Dwight Filley Davis Sr. was a tennis star and World War I Army veteran who later became secretary of war — the former title of secretary of defense.
Military Service
Davis trained at the Preparedness Movement Citizens’ Military Training Camp in 1915. The movement’s goal was to prepare America for entry into World War I. From 1916 to 1917 he toured Europe as part of the Rockefeller War Relief Board.
During World War I, Davis enlisted as a private in the Missouri Army National Guard and was commissioned in August 1917.
Upon his arrival in France, Davis was promoted to major and became adjutant of the 69th Infantry Brigade, 35th Infantry Division. During this period he was awarded the Distinguished Service Cross.
After the war continued service as a colonel in the Army Reserve.
He became the assistant secretary of war from 1923 to 1925 and secretary of war from 1925 to 1929. He then served as governor general of the Philippines from 1929 to 1932.
In 1942 Davis was the first and only director general of the short-lived Army Specialist Corps, which was a uniformed branch of the military consisting of civilian specialists employed by the Army.
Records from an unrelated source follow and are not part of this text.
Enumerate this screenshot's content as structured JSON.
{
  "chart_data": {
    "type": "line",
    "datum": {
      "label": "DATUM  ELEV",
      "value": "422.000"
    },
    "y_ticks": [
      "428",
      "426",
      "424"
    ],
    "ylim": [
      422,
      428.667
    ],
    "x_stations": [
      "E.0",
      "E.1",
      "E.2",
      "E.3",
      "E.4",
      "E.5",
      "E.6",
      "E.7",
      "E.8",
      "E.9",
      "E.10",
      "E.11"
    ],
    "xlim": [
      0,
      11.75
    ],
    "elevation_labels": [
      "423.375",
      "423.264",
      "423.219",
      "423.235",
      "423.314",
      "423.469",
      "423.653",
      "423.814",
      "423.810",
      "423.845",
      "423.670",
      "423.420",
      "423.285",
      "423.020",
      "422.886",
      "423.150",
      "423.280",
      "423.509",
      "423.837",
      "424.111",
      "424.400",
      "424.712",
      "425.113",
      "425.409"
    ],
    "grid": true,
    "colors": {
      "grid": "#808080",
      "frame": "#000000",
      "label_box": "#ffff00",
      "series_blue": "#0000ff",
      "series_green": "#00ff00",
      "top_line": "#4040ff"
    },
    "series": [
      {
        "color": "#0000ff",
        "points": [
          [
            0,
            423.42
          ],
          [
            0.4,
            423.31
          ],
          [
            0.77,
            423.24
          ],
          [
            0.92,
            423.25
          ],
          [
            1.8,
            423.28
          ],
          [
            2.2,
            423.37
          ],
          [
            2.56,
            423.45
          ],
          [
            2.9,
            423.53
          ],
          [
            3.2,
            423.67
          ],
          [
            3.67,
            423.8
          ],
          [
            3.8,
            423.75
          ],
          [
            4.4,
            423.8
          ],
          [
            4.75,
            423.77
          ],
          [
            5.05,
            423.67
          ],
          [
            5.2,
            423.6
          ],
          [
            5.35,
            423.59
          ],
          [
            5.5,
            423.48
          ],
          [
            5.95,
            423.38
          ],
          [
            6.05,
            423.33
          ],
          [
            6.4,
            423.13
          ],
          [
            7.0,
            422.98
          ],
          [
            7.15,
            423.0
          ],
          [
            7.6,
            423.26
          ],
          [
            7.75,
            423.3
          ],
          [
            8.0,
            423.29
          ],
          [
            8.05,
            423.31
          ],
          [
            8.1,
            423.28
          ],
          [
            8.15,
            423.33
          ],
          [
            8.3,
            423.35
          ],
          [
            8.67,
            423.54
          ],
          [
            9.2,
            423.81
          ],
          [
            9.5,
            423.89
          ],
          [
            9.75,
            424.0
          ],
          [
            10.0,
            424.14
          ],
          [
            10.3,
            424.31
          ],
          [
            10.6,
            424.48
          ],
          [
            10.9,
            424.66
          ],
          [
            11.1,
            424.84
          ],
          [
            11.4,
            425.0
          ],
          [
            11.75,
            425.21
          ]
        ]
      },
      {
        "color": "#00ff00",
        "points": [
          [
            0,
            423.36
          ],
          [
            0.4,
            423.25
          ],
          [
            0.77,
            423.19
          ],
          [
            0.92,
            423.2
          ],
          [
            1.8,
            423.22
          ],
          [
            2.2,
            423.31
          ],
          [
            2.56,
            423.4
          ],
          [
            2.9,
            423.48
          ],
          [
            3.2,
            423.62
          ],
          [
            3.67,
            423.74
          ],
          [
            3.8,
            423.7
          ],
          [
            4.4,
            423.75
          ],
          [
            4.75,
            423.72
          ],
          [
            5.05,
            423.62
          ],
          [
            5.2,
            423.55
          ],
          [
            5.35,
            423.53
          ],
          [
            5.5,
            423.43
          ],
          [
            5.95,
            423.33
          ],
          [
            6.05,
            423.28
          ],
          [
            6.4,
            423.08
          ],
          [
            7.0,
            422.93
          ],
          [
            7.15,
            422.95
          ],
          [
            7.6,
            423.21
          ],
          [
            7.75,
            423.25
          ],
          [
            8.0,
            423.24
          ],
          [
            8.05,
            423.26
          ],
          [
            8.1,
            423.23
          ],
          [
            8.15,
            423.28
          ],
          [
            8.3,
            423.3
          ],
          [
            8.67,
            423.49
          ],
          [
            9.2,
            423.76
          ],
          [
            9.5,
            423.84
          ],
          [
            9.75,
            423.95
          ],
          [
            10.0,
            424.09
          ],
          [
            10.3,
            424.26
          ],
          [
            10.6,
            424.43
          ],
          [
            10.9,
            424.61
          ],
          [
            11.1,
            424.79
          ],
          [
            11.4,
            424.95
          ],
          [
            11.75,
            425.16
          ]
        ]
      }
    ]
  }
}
They were engineers, chemists, lawyers and other needed professionals as well as those who were too old or physically unfit to serve in the regular Army.
On the disbandment of the corps on Nov. 1, 1942, Davis became an Army advisor with the rank of major general.
Tennis Career
Davis reached the All-Comers final for the men’s singles title at the U.S. Championships in 1898 and 1899. He then teamed up with Holcombe Ward and won the Men’s Doubles title for three consecutive years, from 1899 to 1901.
In addition, Davis and Ward were Men’s Doubles runners-up at Wimbledon in 1901, and Davis also won the American intercollegiate singles championship of 1899 as a student at Harvard College.
In 1900, Davis developed and donated a silver bowl to be awarded to the winner of a new international tennis competition designed by him and three others. The competition, originally known as the International Lawn Tennis Challenge, was later renamed the Davis Cup in his honor. He was a member of the U.S. team that won the first two competitions in 1900 and 1902 and was the captain of the 1900 team.
Davis participated in the 1904 Summer Olympics. He was eliminated in the second round of the singles tournament. In the doubles tournament he and his partner Ralph McKittrick lost in the quarterfinals.
Davis, who was born in St. Louis, Mo., in 1879, later served as the city’s public parks commissioner from 1911 to 1915. During his tenure, he expanded athletic facilities and created the first municipal tennis courts in the United States.
Davis died at his home in Washington, D.C., Nov. 28, 1945. He is buried at Arlington National Cemetery.